Here is the epsilon data I promised. The columns of the table, in order, are:
1. The exponent k that yields n=10^k.
2. The value of R(10^k). Please verify the value of R(10^15) with other implementations.
3. The number of S-groups in the S sequence.
4. The ratio between column 3 and sqrt(n).
5. The number of S-groups used to generate the S sequence.
6. The ratio between column 5 and n^0.25.
1 69 4 1.264911 1 0.562341
2 5764 12 1.200000 3 0.948683
3 526334 41 1.296534 7 1.244796
4 50874761 133 1.330000 13 1.300000
5 5028514748 431 1.362942 25 1.405853
6 500918449417 1384 1.384000 47 1.486271
7 50029364025646 4416 1.396462 87 1.547103
8 5000934571821489 14039 1.403900 157 1.570000
9 500029664631299264 44534 1.408289 285 1.602673
10 50000940106333921280 141082 1.410820 512 1.619086
11 5000029765607020822528 446604 1.412286 920 1.636017
12 500000941936492081577984 1413120 1.413120 1647 1.647000
13 50000029798618762867376128 4470180 1.413595 2944 1.655533
14 5000000942529842273283211264 14138641 1.413864 5255 1.661777
15 500000029809255645132191956992 44715123 1.414016 9372 1.666603Three empirical conclusions can be drawn. Formal proof is left as an exercise for the reader.

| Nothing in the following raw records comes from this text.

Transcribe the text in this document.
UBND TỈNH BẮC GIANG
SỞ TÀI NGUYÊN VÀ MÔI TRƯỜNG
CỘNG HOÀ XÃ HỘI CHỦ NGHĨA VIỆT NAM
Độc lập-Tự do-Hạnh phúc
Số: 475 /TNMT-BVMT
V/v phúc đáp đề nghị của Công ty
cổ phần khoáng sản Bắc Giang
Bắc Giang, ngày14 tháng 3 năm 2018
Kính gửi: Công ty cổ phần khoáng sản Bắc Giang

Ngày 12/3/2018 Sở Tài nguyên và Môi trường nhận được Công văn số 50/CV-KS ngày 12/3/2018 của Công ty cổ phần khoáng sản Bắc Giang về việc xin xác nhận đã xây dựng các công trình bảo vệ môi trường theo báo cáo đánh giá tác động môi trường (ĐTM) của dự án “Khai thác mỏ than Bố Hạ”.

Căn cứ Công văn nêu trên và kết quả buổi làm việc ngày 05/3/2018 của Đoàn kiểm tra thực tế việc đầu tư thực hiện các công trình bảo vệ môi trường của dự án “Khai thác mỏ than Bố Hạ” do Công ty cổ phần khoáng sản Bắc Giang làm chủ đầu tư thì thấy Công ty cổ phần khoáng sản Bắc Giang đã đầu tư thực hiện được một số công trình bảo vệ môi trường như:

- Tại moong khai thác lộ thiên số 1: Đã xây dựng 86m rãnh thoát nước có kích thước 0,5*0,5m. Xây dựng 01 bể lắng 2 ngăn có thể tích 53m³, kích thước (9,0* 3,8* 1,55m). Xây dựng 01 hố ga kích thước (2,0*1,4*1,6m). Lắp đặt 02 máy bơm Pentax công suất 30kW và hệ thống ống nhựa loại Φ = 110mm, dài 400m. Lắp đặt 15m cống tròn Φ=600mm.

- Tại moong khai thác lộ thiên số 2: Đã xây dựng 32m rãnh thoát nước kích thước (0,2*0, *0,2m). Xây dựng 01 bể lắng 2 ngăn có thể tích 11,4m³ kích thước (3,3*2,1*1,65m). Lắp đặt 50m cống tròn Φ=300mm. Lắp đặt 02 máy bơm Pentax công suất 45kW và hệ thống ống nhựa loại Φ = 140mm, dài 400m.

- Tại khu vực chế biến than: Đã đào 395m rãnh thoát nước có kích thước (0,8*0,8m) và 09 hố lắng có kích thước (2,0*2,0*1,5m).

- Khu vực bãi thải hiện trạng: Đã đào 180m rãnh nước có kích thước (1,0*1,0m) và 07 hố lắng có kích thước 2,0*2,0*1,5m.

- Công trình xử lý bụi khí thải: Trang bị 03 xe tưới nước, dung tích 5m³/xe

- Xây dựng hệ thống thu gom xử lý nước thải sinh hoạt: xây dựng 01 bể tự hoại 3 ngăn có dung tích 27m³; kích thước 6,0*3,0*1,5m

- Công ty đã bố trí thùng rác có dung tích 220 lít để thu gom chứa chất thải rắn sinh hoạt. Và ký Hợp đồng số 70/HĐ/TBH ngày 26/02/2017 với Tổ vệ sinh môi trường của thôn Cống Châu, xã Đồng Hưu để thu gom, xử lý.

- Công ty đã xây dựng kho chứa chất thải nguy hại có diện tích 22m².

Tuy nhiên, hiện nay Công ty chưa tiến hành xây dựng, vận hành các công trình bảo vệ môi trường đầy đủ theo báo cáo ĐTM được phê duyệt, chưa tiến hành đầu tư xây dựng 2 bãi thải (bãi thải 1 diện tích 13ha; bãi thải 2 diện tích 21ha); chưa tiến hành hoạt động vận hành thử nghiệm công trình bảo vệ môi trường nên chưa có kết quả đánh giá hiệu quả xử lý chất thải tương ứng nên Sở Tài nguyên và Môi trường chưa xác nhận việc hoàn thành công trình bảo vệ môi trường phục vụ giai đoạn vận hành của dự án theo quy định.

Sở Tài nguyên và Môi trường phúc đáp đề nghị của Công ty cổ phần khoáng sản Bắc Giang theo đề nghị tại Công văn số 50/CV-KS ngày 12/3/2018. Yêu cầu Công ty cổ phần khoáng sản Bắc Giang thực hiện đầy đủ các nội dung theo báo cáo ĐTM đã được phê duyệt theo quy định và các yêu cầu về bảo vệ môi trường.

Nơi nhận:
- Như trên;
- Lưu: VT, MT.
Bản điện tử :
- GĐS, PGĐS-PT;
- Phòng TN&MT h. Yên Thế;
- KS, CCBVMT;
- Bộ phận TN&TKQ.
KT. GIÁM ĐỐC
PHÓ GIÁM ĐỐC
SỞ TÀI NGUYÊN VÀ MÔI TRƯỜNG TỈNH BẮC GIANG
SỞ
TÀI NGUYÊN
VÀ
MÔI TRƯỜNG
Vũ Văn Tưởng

I. The R values are increasingly good approximations of n*n/2 from above, as we would expect from a running sum. For example, for n=10^15 the distance is less than 6 parts in one hundred million.
II. The ratio in the fourth column will converge to a constant slightly above 1.4 but below 1.5. This means that the space consumption is bounded from above by a constant multiple of sqrt(n), so it is no worse than O(sqrt(n)) and the corresponding epsilon is zero.
III. The ratio in the sixth column will converge to a constant slightly above 1.6 but below 2. This means that the number of S-groups used to generate the S sequence is bounded from above by a constant multiple of n^0.25, so it is no worse than O(n^0.25) and the corresponding epsilon is zero.
I might write a faster version to get above R(10^15), if I find the time.